8 Steps to Improving Your Mental Health

8 Steps to Improving Your Mental Health
Alexis Waddington

8 Steps to Improving Your Mental Health

With so many things out of our control at the moment, a great way for us to help look after our mental health is to focus on what we can control.

The world around us has changed significantly in recent months with many of us spending a large amount of time at home and away from our usual routines. This change has had a real impact on the way we perceive the world around us and many of us are now feeling low, anxious or concerned about finances, health and the future. As individuals we will all react differently to this change, however it's important to remember that it's okay to feel these things. 

With so many things out of our control at the moment, a great way for us to help look after our mental health is to focus on what can control. Below are 8 practical ways to look after your mental health.

Keep active

Regular exercise is scientifically proven to improve not just your physical health and fitness, but your mental wellbeing too. It can boost your self-esteem, help you concentrate, sleep and feel better.
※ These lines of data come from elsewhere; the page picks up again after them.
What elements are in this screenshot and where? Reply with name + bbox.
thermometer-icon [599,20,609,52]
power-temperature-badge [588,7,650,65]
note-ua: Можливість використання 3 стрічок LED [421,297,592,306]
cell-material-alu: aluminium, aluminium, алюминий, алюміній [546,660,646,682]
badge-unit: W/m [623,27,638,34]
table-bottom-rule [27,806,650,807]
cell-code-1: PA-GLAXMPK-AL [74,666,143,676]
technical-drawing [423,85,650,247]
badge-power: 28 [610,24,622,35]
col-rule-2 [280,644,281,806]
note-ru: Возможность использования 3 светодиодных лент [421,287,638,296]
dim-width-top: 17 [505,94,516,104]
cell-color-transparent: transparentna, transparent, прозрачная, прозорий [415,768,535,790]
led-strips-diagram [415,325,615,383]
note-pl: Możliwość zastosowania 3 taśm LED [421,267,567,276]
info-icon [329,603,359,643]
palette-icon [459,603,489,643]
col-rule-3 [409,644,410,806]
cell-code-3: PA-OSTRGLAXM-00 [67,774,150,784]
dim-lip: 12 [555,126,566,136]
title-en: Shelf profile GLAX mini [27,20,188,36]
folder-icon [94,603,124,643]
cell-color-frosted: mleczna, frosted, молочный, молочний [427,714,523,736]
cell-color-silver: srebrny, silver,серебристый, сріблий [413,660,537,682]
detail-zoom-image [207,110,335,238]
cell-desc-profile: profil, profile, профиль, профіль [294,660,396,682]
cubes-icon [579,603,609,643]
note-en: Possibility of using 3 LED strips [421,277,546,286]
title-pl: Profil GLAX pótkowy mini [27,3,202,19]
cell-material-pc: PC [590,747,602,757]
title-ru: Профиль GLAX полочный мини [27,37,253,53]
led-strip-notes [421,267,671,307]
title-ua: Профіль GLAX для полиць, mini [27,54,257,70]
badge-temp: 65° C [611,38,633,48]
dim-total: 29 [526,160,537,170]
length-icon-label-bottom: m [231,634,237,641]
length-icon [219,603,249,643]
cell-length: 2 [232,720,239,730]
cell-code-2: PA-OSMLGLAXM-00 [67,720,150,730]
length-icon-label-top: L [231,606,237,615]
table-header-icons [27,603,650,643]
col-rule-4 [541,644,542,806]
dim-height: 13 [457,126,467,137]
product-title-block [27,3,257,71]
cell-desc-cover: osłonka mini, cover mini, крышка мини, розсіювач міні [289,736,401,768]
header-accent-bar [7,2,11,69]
Since the pandemic began there have been a huge number of people providing free exercise classes online or via apps. However, exercise doesn't just mean doing sport or going to the gym. Walks in the park, gardening or housework can also keep you active.

Did you know? The Couch to 5K app is a free NHS app to help you get off the sofa and get running to stay healthy. 

Stay connected with others

Maintaining healthy relationships with people is important for your mental wellbeing. With the ever-increasing use of technology such as text, WhatsApp and instant messenger, many of us no longer make phone calls or spend the time talking to our friends and relatives. Taking the time to connect with our friends and relatives during this time will enable you to share your experiences and form emotional support networks.

A positive from this pandemic is the increased use of platforms such as Zoom, Houseparty and Skype which allow you to talk to & see someone who is miles away. 

Have routine in your day

For many of us the structure of our daily routine has gone. I've heard some say this is a good outcome of lockdown, where they feel free from their normal routine and daily restrictions. It can be easy to think that staying up late watching TV and then lying in the next morning, followed by a day of doing nothing would be relaxing, however it can also result in feeling stressed, anxious, overwhelmed and out of control.

Whether you're working from home or not, try to get up and get ready in the same way as normal, keep to the same hours you normally would, and stick to the same sleeping schedule. Developing a daily routine creates structure in our lives, breaks bad habits, builds self-confidence, reduces stress and helps us to cope with change.

Eat and drink well

Advice suggests that as well as affecting our physical health, what we eat may also affect the way we feel, and improving your diet may help to improve your mood, give you more energy and help you think clearly. Top tips:

  • Eat breakfast.
  • Instead of eating a large lunch & dinner, try eating smaller portions spaced out more regularly throughout the day.
  • Avoid food which makes your blood sugar rise and fall rapidly such as sweets, biscuits, sugary drinks and alcohol.
  • Reduce your caffeine intake.
  • Stay hydrated, drinking between 6-8 glasses of fluid each day. Tea, coffee, juices and smoothies all count towards your intake but be aware that they may contain caffeine or sugar. Water is best!
  • Eat your 5-a-day. Fresh, frozen, tinned, dried or juiced are fine.

Display acts of kindness

In response to the coronavirus outbreak, the theme for Mental Health Awareness Week 2020 was 'kindness'. According to a study completed in 2020 by the Mental Health foundation, kindness is linked to increased feelings of happiness, wellbeing and life satisfaction.

  • Saying "thank you" is a small gesture but could really brighten someone's day.
  • Call a friend or relative and ask how they are. I refer you to point 2 - speaking is much better than text. Most importantly, really listen to their answer.
  • Give an honest compliment.
  • Volunteer in your local community.

Don't stay glued to the news

The amount of information and news we have about the coronavirus outbreak online is vast. If you find that the news is causing you stress, then to support positive mental health it is important to find a balance. Don't avoid all news - it's important to keep educating yourself, but limit your news intake and make sure you fact-check information from the news, social media or other people. Trustworthy sources include gov.uk or the NHS website.

Do something for yourself

Feeling worried or anxious may stop us from doing the things we used to enjoy. Setting goals and focussing on your hobby or learning new skills can be a great way to meet people, build your self-esteem and feel a sense of achievement.

Seek help

None of us are superhuman and when we're feeling overwhelmed, the best solution is often to talk to someone rather than to internalise your feelings. If you're struggling to cope, then turn to a trusted friend or family member to talk, but if this isn't possible there are a large number of other services there to help: 

  • Your GP is there to help you with your mental health as well as your physical health.
  • Every Mind Matters provides tips and advice developed by experts and approved by the NHS. Complete a short free quiz to help create your own Mind Plan with personalised tips and advice.
  • The NHS provides a number of mental health helplines, whether you're concerned about yourself or a loved one.
  • The mental health charity Mind provide step-by-step advice on how to seek help for a mental health problem.